8 Mart Dünya Kadınlar Günü dolayısıyla Kayseri Barosu Kadın Hakları Komisyonu Üyeleri tarafından Cumhuriyet Meydanında bulunan Atatürk Anıtına çelenk bırakıldı. Cumhuriyet Meydanı'ndaki törenin ardından Kayseri Barosu'nda düzenlenen basın toplantısında Kayseri Barosu Kadın Hakları Komisyonu Sorumlu Yönetim Kurulu Üyesi Av. Kadriye Akkaş Peker, “Daha uygar ve sağlıklı bir toplum için kadınlara her zaman ihtiyaç vardır” dedi.

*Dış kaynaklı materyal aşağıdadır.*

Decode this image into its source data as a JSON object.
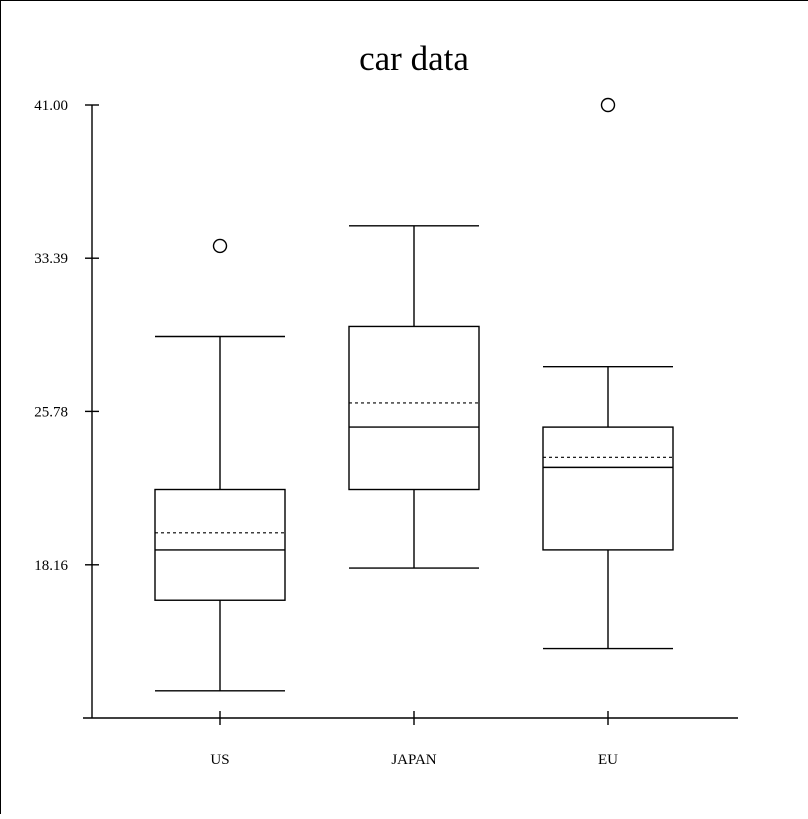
{
  "chart_data": {
    "type": "box",
    "title": "car data",
    "xlabel": "",
    "ylabel": "",
    "ylim": [
      10.55,
      41.0
    ],
    "yticks": [
      {
        "value": 41.0,
        "label": "41.00"
      },
      {
        "value": 33.39,
        "label": "33.39"
      },
      {
        "value": 25.78,
        "label": "25.78"
      },
      {
        "value": 18.16,
        "label": "18.16"
      }
    ],
    "categories": [
      "US",
      "JAPAN",
      "EU"
    ],
    "boxes": [
      {
        "category": "US",
        "whisker_low": 11.9,
        "q1": 16.4,
        "median": 18.9,
        "mean": 19.75,
        "q3": 21.9,
        "whisker_high": 29.5,
        "outliers": [
          34.0
        ]
      },
      {
        "category": "JAPAN",
        "whisker_low": 18.0,
        "q1": 21.9,
        "median": 25.0,
        "mean": 26.2,
        "q3": 30.0,
        "whisker_high": 35.0
      },
      {
        "category": "EU",
        "whisker_low": 14.0,
        "q1": 18.9,
        "median": 23.0,
        "mean": 23.5,
        "q3": 25.0,
        "whisker_high": 28.0,
        "outliers": [
          41.0
        ]
      }
    ],
    "colors": {
      "stroke": "#000000",
      "background": "#ffffff"
    },
    "grid": false,
    "legend": "none"
  }
}
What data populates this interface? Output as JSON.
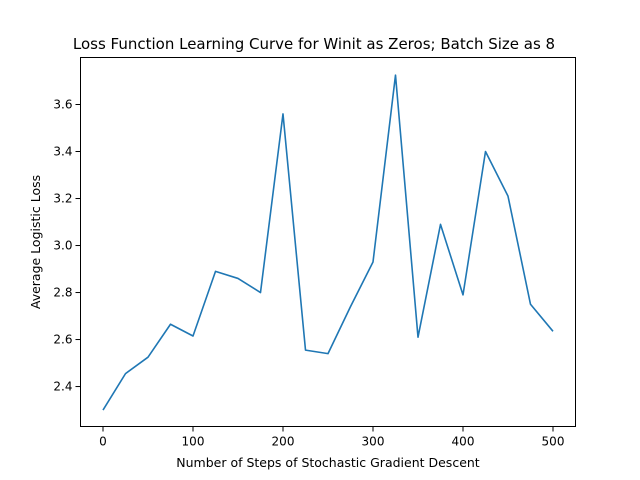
{
  "chart_data": {
    "type": "line",
    "title": "Loss Function Learning Curve for Winit as Zeros; Batch Size as 8",
    "xlabel": "Number of Steps of Stochastic Gradient Descent",
    "ylabel": "Average Logistic Loss",
    "xlim": [
      -25,
      525
    ],
    "ylim": [
      2.23,
      3.8
    ],
    "xticks": [
      0,
      100,
      200,
      300,
      400,
      500
    ],
    "xtick_labels": [
      "0",
      "100",
      "200",
      "300",
      "400",
      "500"
    ],
    "yticks": [
      2.4,
      2.6,
      2.8,
      3.0,
      3.2,
      3.4,
      3.6
    ],
    "ytick_labels": [
      "2.4",
      "2.6",
      "2.8",
      "3.0",
      "3.2",
      "3.4",
      "3.6"
    ],
    "grid": false,
    "series": [
      {
        "color": "#1f77b4",
        "x": [
          0,
          25,
          50,
          75,
          100,
          125,
          150,
          175,
          200,
          225,
          250,
          275,
          300,
          325,
          350,
          375,
          400,
          425,
          450,
          475,
          500
        ],
        "y": [
          2.3,
          2.455,
          2.525,
          2.665,
          2.615,
          2.89,
          2.86,
          2.8,
          3.56,
          2.555,
          2.54,
          2.74,
          2.93,
          3.725,
          2.61,
          3.09,
          2.79,
          3.4,
          3.21,
          2.75,
          2.635
        ]
      }
    ]
  }
}
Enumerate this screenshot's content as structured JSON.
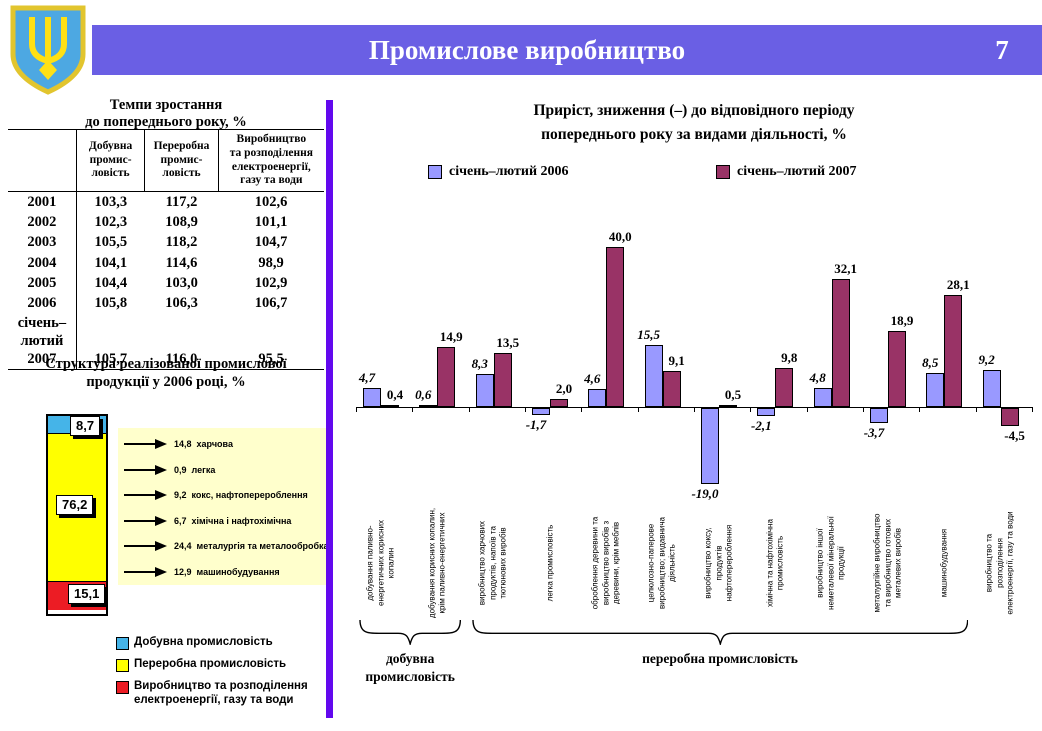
{
  "header": {
    "title": "Промислове виробництво",
    "page_number": "7"
  },
  "coat_of_arms": "ukraine-coat-of-arms-icon",
  "colors": {
    "header_bar": "#6A5FE4",
    "divider": "#6208EE",
    "series_2006": "#9999FF",
    "series_2007": "#993366",
    "mining_blue": "#45B4E8",
    "manufacturing_yellow": "#FFFF00",
    "energy_red": "#EC1C24",
    "breakdown_panel": "#FFFFCC"
  },
  "left_panel": {
    "table_title": "Темпи зростання\nдо попереднього року, %",
    "structure_title": "Структура реалізованої промислової\nпродукції у 2006 році, %",
    "legend": [
      {
        "label": "Добувна промисловість",
        "color": "#45B4E8"
      },
      {
        "label": "Переробна промисловість",
        "color": "#FFFF00"
      },
      {
        "label": "Виробництво та розподілення\nелектроенергії, газу та води",
        "color": "#EC1C24"
      }
    ]
  },
  "main_chart": {
    "title": "Приріст, зниження (–) до відповідного періоду\nпопереднього року за видами діяльності, %",
    "legend": [
      {
        "label": "січень–лютий 2006",
        "color": "#9999FF"
      },
      {
        "label": "січень–лютий 2007",
        "color": "#993366"
      }
    ],
    "group_labels": [
      "добувна\nпромисловість",
      "переробна промисловість"
    ]
  },
  "chart_data": [
    {
      "id": "growth-table",
      "type": "table",
      "title": "Темпи зростання до попереднього року, %",
      "columns": [
        "",
        "Добувна\nпромис-\nловість",
        "Переробна\nпромис-\nловість",
        "Виробництво\nта розподілення\nелектроенергії,\nгазу та води"
      ],
      "rows": [
        [
          "2001",
          "103,3",
          "117,2",
          "102,6"
        ],
        [
          "2002",
          "102,3",
          "108,9",
          "101,1"
        ],
        [
          "2003",
          "105,5",
          "118,2",
          "104,7"
        ],
        [
          "2004",
          "104,1",
          "114,6",
          "98,9"
        ],
        [
          "2005",
          "104,4",
          "103,0",
          "102,9"
        ],
        [
          "2006",
          "105,8",
          "106,3",
          "106,7"
        ],
        [
          "січень–\nлютий\n2007",
          "105,7",
          "116,0",
          "95,5"
        ]
      ]
    },
    {
      "id": "structure-2006",
      "type": "bar",
      "subtype": "stacked-single-column",
      "title": "Структура реалізованої промислової продукції у 2006 році, %",
      "segments": [
        {
          "label": "Добувна промисловість",
          "value": 8.7,
          "display": "8,7",
          "color": "#45B4E8"
        },
        {
          "label": "Переробна промисловість",
          "value": 76.2,
          "display": "76,2",
          "color": "#FFFF00"
        },
        {
          "label": "Виробництво та розподілення електроенергії, газу та води",
          "value": 15.1,
          "display": "15,1",
          "color": "#EC1C24"
        }
      ],
      "manufacturing_breakdown": [
        {
          "value": "14,8",
          "label": "харчова"
        },
        {
          "value": "0,9",
          "label": "легка"
        },
        {
          "value": "9,2",
          "label": "кокс, нафтоперероблення"
        },
        {
          "value": "6,7",
          "label": "хімічна і нафтохімічна"
        },
        {
          "value": "24,4",
          "label": "металургія та металообробка"
        },
        {
          "value": "12,9",
          "label": "машинобудування"
        }
      ]
    },
    {
      "id": "activity-growth",
      "type": "bar",
      "subtype": "grouped",
      "title": "Приріст, зниження (–) до відповідного періоду попереднього року за видами діяльності, %",
      "ylim": [
        -20,
        42
      ],
      "grid": false,
      "legend_position": "top",
      "categories": [
        "добування паливно-\nенергетичних корисних\nкопалин",
        "добування корисних копалин,\nкрім паливно-енергетичних",
        "виробництво харчових\nпродуктів, напоїв та\nтютюнових виробів",
        "легка промисловість",
        "оброблення деревини та\nвиробництво виробів з\nдеревини, крім меблів",
        "целюлозно-паперове\nвиробництво; видавнича\nдіяльність",
        "виробництво коксу,\nпродуктів\nнафтоперероблення",
        "хімічна та нафтохімічна\nпромисловість",
        "виробництво іншої\nнеметалевої мінеральної\nпродукції",
        "металургійне виробництво\nта виробництво готових\nметалевих виробів",
        "машинобудування",
        "виробництво та\nрозподілення\nелектроенергії, газу та води"
      ],
      "series": [
        {
          "name": "січень–лютий 2006",
          "color": "#9999FF",
          "values": [
            4.7,
            0.6,
            8.3,
            -1.7,
            4.6,
            15.5,
            -19.0,
            -2.1,
            4.8,
            -3.7,
            8.5,
            9.2
          ]
        },
        {
          "name": "січень–лютий 2007",
          "color": "#993366",
          "values": [
            0.4,
            14.9,
            13.5,
            2.0,
            40.0,
            9.1,
            0.5,
            9.8,
            32.1,
            18.9,
            28.1,
            -4.5
          ]
        }
      ],
      "category_groups": [
        {
          "label": "добувна промисловість",
          "span": [
            0,
            1
          ]
        },
        {
          "label": "переробна промисловість",
          "span": [
            2,
            10
          ]
        }
      ]
    }
  ]
}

8 Mart’ın Dünya Kadınlar Günü olması olmasıyla alakalı bilgiler veren Kadriye Akkaş Peker şunları söyledi: “8 Mart 1857 tarihinde ABD’nin New York eyaletinde bir tekstil fabrikasında çalışan işçi kadınlar, daha iyi çalışma koşulları ve erkeklerle eşit ücret almak için 8 Mart 1908’de de greve gitmişlerdir. Ancak polisin işçi kadınlara saldırması ve kadınların fabrikaya kilitlenmesi, arkasından da çıkan yangında kadınların fabrika önünde kurulan barikatlardan kaçamaması sonucunda 129 kadın işçi can vermiştir. Bu nedenlerle 8 Mart dünyada tüm kadınların eşitlik, özgürlük ve daha huzurlu yaşama isteklerini dile getirdikleri çok özel bir gündür.”
‘Kadınlar ve erkeklerin fiziksel olarak eşit olmamaları hak olarak da eşit haklara sahip olmamalarını gerektirmiyor’ diyen Peker, eşitlik isteğinin kadınların en doğal hakları olduğunu vurgulayarak “Kadında olsa erkek de olsa insan önce insandır. Anayasanın 10. Maddesi de Kanun önünde eşitliktir. Herkes dil, ırk, renk, cinsiyet, siyasi düşünce, felsefi inanç, din, mezhep vb. sebeplerle ayrım gözetilmeksizin kanun önünde eşittir” diye konuştu.
Kadınlar ve erkeklerin eşit haklara sahip olduğunu dile getiren Peker, “ Devlet bu eşitliğin yaşama geçmesini sağlamakla yükümlüdür. Bu bağlamda son dönemde dikkat çeken ve ülkemizin taraf olduğu sözleşme İstanbul Sözleşmesi olarak bilinen Kadınlara Yönelik Şiddet ve Aile içi Şiddetin Önlenmesi ve Bunlarla Mücadeleye İlişkin Avrupa Konseyi Sözleşmesidir. 11 Mayıs 2011 tarihinde İstanbul’da imzalanan bu sözleşme ile ülkemiz uluslararası düzeyde kadına yönelik şiddete ilişkin mücadele etmeyi ve bu amaçla ilgili tedbirleri almayı taahhüt etmiştir. Böyle bir sözleşmeye imza atmış isek böyle bir kanunumuz var ise hala neden şiddet sonucu kadın ölüm haberleri ile üzülüyoruz. Kadınların haklarını engellemek demek; o toplumu bitirmek demektir. Kadınsız bir toplum çorak bir toprağa benzer. O halde eğitim her kadının doğal hakkı olmalıdır. Yılı sadece bir günü kadını hatırlamak, onların aile ve toplum üzerindeki değerlerini ön plana çıkarmakla, onların hak ettiği kazanımlar ödenmiş olmaz. Eşitlikten söz ederken bunu uygulamalarda göremiyoruz. Daha uygar ve sağlıklı bir toplum için kadınlara her zaman ihtiyaç vardır” ifadelerini kullandı.